Ian Fleming was born in the wealthy Mayfair district in London, England on the 28th of May 1908. An English author, journalist and naval officer, Fleming was educated at Eton College in 1921 but considered “not a high achiever academically”. He also studied at the Royal Military Academy Sandhurst and, for a short time, at the universities in Munich and Geneva.
Before he started writing, Fleming held various jobs including being a naval intelligence officer. Here he worked in “Operation Goldeneye” which was an Allied plan during WWII to monitor Spain. He was part of “30 Assault Unit” which was a British Commando unit formed to gather information. In addition to this he was also part of “T-Force” an operational segment of a joint American and British Army mission to secure technology and science from Germany before they could be destroyed by forces or looters in the latter part of WWII.
These experiences provided Fleming with the insight to create the fictional character of James Bond who featured in 12 of the 17 novels that he wrote. What’s interesting is that two of Fleming’s works were not spy novels. These titles included the travelogue Thrilling Cities and Chitty-Chitty-Bang-Bang: The Magical Car a children’s book which he wrote for his son.
Fleming’s Bond character made his first film debut in the 1962 film Dr. No featuring Sean Connery as the suave Bond. Three more films followed between 1963 to 1965 From Russia with Love, Goldfinger and Thunderball.
Fleming’s book Casino Royale, which was published in 1953, was adapted in 1967 into a film as a spoof rather than a spy thriller as it was thought that the studio could make more money that way. This version featured David Niven as Bond with the supporting actors Peter Sellers, Ursula Andress, Orson Welles and Woody Allen. The British Film Institute described it as “an incoherent all-star comedy”.
This satirical version in 1967 was followed by the more successful action-packed films that we are familiar with today. They were You Only Live Twice and On Her Majesty’s Secret Service with the latter unsuccessfully using actor George Lazenby as Bond. As a result, they brought back Connery for the 1971 film Diamonds are Forever. Roger Moore took on the role in all Bond films made between 1972-1989 (Live and Let Die, The Spy Who Loved Me, Moonraker, For Your Eyes Only, Octopussy and A View to a Kill) with the exception of 1983’s Never Say Never Again which once again starred Connery.

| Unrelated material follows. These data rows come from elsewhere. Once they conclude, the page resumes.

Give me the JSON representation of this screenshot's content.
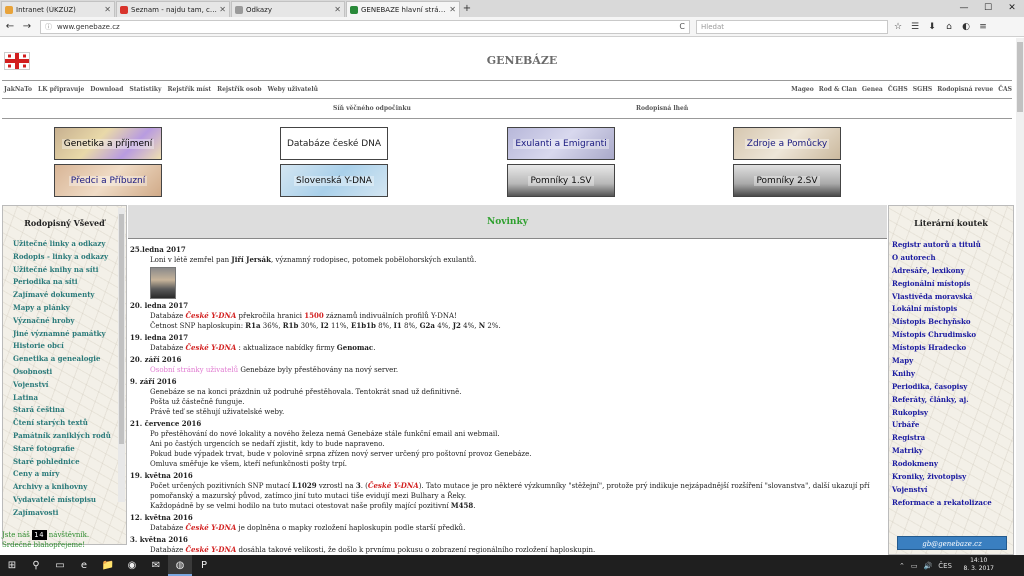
{
  "browser": {
    "tabs": [
      {
        "label": "Intranet (ÚKZÚZ)",
        "color": "#e8a33a"
      },
      {
        "label": "Seznam - najdu tam, co n...",
        "color": "#d8332b"
      },
      {
        "label": "Odkazy",
        "color": "#9a9a9a"
      },
      {
        "label": "GENEBAZE hlavní stránka",
        "color": "#2a8a3a"
      }
    ],
    "new_tab": "+",
    "url": "www.genebaze.cz",
    "search_placeholder": "Hledat",
    "controls": {
      "minimize": "—",
      "maximize": "☐",
      "close": "✕"
    },
    "nav_icons": {
      "back": "←",
      "forward": "→",
      "info": "ⓘ",
      "reload": "C",
      "star": "☆",
      "library": "☰",
      "download": "⬇",
      "home": "⌂",
      "pocket": "◐",
      "menu": "≡"
    }
  },
  "site": {
    "title": "GENEBÁZE",
    "topnav_left": [
      "JakNaTo",
      "LK připravuje",
      "Download",
      "Statistiky",
      "Rejstřík míst",
      "Rejstřík osob",
      "Weby uživatelů"
    ],
    "topnav_right": [
      "Mageo",
      "Rod & Clan",
      "Genea",
      "ČGHS",
      "SGHS",
      "Rodopisná revue",
      "ČAS"
    ],
    "subnav": [
      "Síň věčného odpočinku",
      "Rodopisná lheň"
    ],
    "banners": [
      "Genetika a příjmení",
      "Databáze české DNA",
      "Exulanti a Emigranti",
      "Zdroje a Pomůcky",
      "Předci a Příbuzní",
      "Slovenská Y-DNA",
      "Pomníky 1.SV",
      "Pomníky 2.SV"
    ]
  },
  "left": {
    "heading": "Rodopisný Vševeď",
    "items": [
      "Užitečné linky a odkazy",
      "Rodopis - linky a odkazy",
      "Užitečné knihy na síti",
      "Periodika na síti",
      "Zajímavé dokumenty",
      "Mapy a plánky",
      "Význačné hroby",
      "Jiné významné památky",
      "Historie obcí",
      "Genetika a genealogie",
      "Osobnosti",
      "Vojenství",
      "Latina",
      "Stará čeština",
      "Čtení starých textů",
      "Památník zaniklých rodů",
      "Staré fotografie",
      "Staré pohlednice",
      "Ceny a míry",
      "Archivy a knihovny",
      "Vydavatelé místopisu",
      "Zajímavosti"
    ],
    "visitor_prefix": "Jste náš",
    "visitor_counter": "14",
    "visitor_suffix": "návštěvník.",
    "visitor_line2": "Srdečně blahopřejeme!"
  },
  "center": {
    "heading": "Novinky",
    "entries": [
      {
        "date": "25.ledna 2017",
        "lines": [
          [
            {
              "t": "Loni v létě zemřel pan "
            },
            {
              "t": "Jiří Jersák",
              "s": "b"
            },
            {
              "t": ", významný rodopisec, potomek pobělohorských exulantů."
            }
          ]
        ],
        "photo": true
      },
      {
        "date": "20. ledna 2017",
        "lines": [
          [
            {
              "t": "Databáze "
            },
            {
              "t": "České Y-DNA",
              "s": "red"
            },
            {
              "t": " překročila hranici "
            },
            {
              "t": "1500",
              "s": "rp"
            },
            {
              "t": " záznamů indivuálních profilů Y-DNA!"
            }
          ],
          [
            {
              "t": "Četnost SNP haploskupin: "
            },
            {
              "t": "R1a",
              "s": "b"
            },
            {
              "t": " 36%, "
            },
            {
              "t": "R1b",
              "s": "b"
            },
            {
              "t": " 30%, "
            },
            {
              "t": "I2",
              "s": "b"
            },
            {
              "t": " 11%, "
            },
            {
              "t": "E1b1b",
              "s": "b"
            },
            {
              "t": " 8%, "
            },
            {
              "t": "I1",
              "s": "b"
            },
            {
              "t": " 8%, "
            },
            {
              "t": "G2a",
              "s": "b"
            },
            {
              "t": " 4%, "
            },
            {
              "t": "J2",
              "s": "b"
            },
            {
              "t": " 4%, "
            },
            {
              "t": "N",
              "s": "b"
            },
            {
              "t": " 2%."
            }
          ]
        ]
      },
      {
        "date": "19. ledna 2017",
        "lines": [
          [
            {
              "t": "Databáze "
            },
            {
              "t": "České Y-DNA",
              "s": "red"
            },
            {
              "t": " : aktualizace nabídky firmy "
            },
            {
              "t": "Genomac",
              "s": "b"
            },
            {
              "t": "."
            }
          ]
        ]
      },
      {
        "date": "20. září 2016",
        "lines": [
          [
            {
              "t": "Osobní stránky uživatelů",
              "s": "pink"
            },
            {
              "t": " Genebáze byly přestěhovány na nový server."
            }
          ]
        ]
      },
      {
        "date": "9. září 2016",
        "lines": [
          [
            {
              "t": "Genebáze se na konci prázdnin už podruhé přestěhovala. Tentokrát snad už definitivně."
            }
          ],
          [
            {
              "t": "Pošta už částečně funguje."
            }
          ],
          [
            {
              "t": "Právě teď se stěhují uživatelské weby."
            }
          ]
        ]
      },
      {
        "date": "21. července 2016",
        "lines": [
          [
            {
              "t": "Po přestěhování do nové lokality a nového železa nemá Genebáze stále funkční email ani webmail."
            }
          ],
          [
            {
              "t": "Ani po častých urgencích se nedaří zjistit, kdy to bude napraveno."
            }
          ],
          [
            {
              "t": "Pokud bude výpadek trvat, bude v polovině srpna zřízen nový server určený pro poštovní provoz Genebáze."
            }
          ],
          [
            {
              "t": "Omluva směřuje ke všem, kteří nefunkčnosti pošty trpí."
            }
          ]
        ]
      },
      {
        "date": "19. května 2016",
        "lines": [
          [
            {
              "t": "Počet určených pozitivních SNP mutací "
            },
            {
              "t": "L1029",
              "s": "b"
            },
            {
              "t": " vzrostl na "
            },
            {
              "t": "3",
              "s": "b"
            },
            {
              "t": ". ("
            },
            {
              "t": "České Y-DNA",
              "s": "red"
            },
            {
              "t": "). Tato mutace je pro některé výzkumníky \"stěžejní\", protože prý indikuje nejzápadnější rozšíření \"slovanstva\", další ukazují přímo na"
            }
          ],
          [
            {
              "t": "pomořanský a mazurský původ, zatímco jiní tuto mutaci tiše evidují mezi Bulhary a Řeky."
            }
          ],
          [
            {
              "t": "Každopádně by se velmi hodilo na tuto mutaci otestovat naše profily mající pozitivní "
            },
            {
              "t": "M458",
              "s": "b"
            },
            {
              "t": "."
            }
          ]
        ]
      },
      {
        "date": "12. května 2016",
        "lines": [
          [
            {
              "t": "Databáze "
            },
            {
              "t": "České Y-DNA",
              "s": "red"
            },
            {
              "t": " je doplněna o mapky rozložení haploskupin podle starší předků."
            }
          ]
        ]
      },
      {
        "date": "3. května 2016",
        "lines": [
          [
            {
              "t": "Databáze "
            },
            {
              "t": "České Y-DNA",
              "s": "red"
            },
            {
              "t": " dosáhla takové velikosti, že došlo k prvnímu pokusu o zobrazení regionálního rozložení haploskupin."
            }
          ]
        ]
      }
    ]
  },
  "right": {
    "heading": "Literární koutek",
    "items": [
      "Registr autorů a titulů",
      "O autorech",
      "Adresáře, lexikony",
      "Regionální místopis",
      "Vlastivěda moravská",
      "Lokální místopis",
      "Místopis Bechyňsko",
      "Místopis Chrudimsko",
      "Místopis Hradecko",
      "Mapy",
      "Knihy",
      "Periodika, časopisy",
      "Referáty, články, aj.",
      "Rukopisy",
      "Urbáře",
      "Registra",
      "Matriky",
      "Rodokmeny",
      "Kroniky, životopisy",
      "Vojenství",
      "Reformace a rekatolizace"
    ],
    "email": "gb@genebaze.cz"
  },
  "taskbar": {
    "icons": [
      "windows-icon",
      "search-icon",
      "task-view-icon",
      "edge-icon",
      "explorer-icon",
      "chrome-icon",
      "outlook-icon",
      "firefox-icon",
      "powerpoint-icon"
    ],
    "glyphs": [
      "⊞",
      "⚲",
      "▭",
      "e",
      "📁",
      "◉",
      "✉",
      "◍",
      "P"
    ],
    "time": "14:10",
    "date": "8. 3. 2017",
    "tray": [
      "⌃",
      "▭",
      "🔊",
      "ČES"
    ]
  }
}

Following the long running success of Moore, Timothy Dalton took over as Bond from 1986 to 1994 in The Living Daylights and Licence to Kill. Pierce Brosnan took over from 1994 to 2004 in Goldeneye, Tomorrow Never Dies, The World is Not Enough and Die Another Day. Hot on the heels of Brosnan came Daniel Craig who has played Bond from 2005 to present in Casino Royale, Quantum of Solace, Skyfall, Spectre and the yet to be released No Time to Die.
After decades of action-packed success, Bond films have showcased the themes of Britain’s position in the world, the effects of war, comradeship, the “traitor within”, good versus evil and Anglo-American relations. It should be interesting to see how Bond evolves after Daniel Craig hangs up his Walther PPK and who will step into the 007 role to make it his or her own.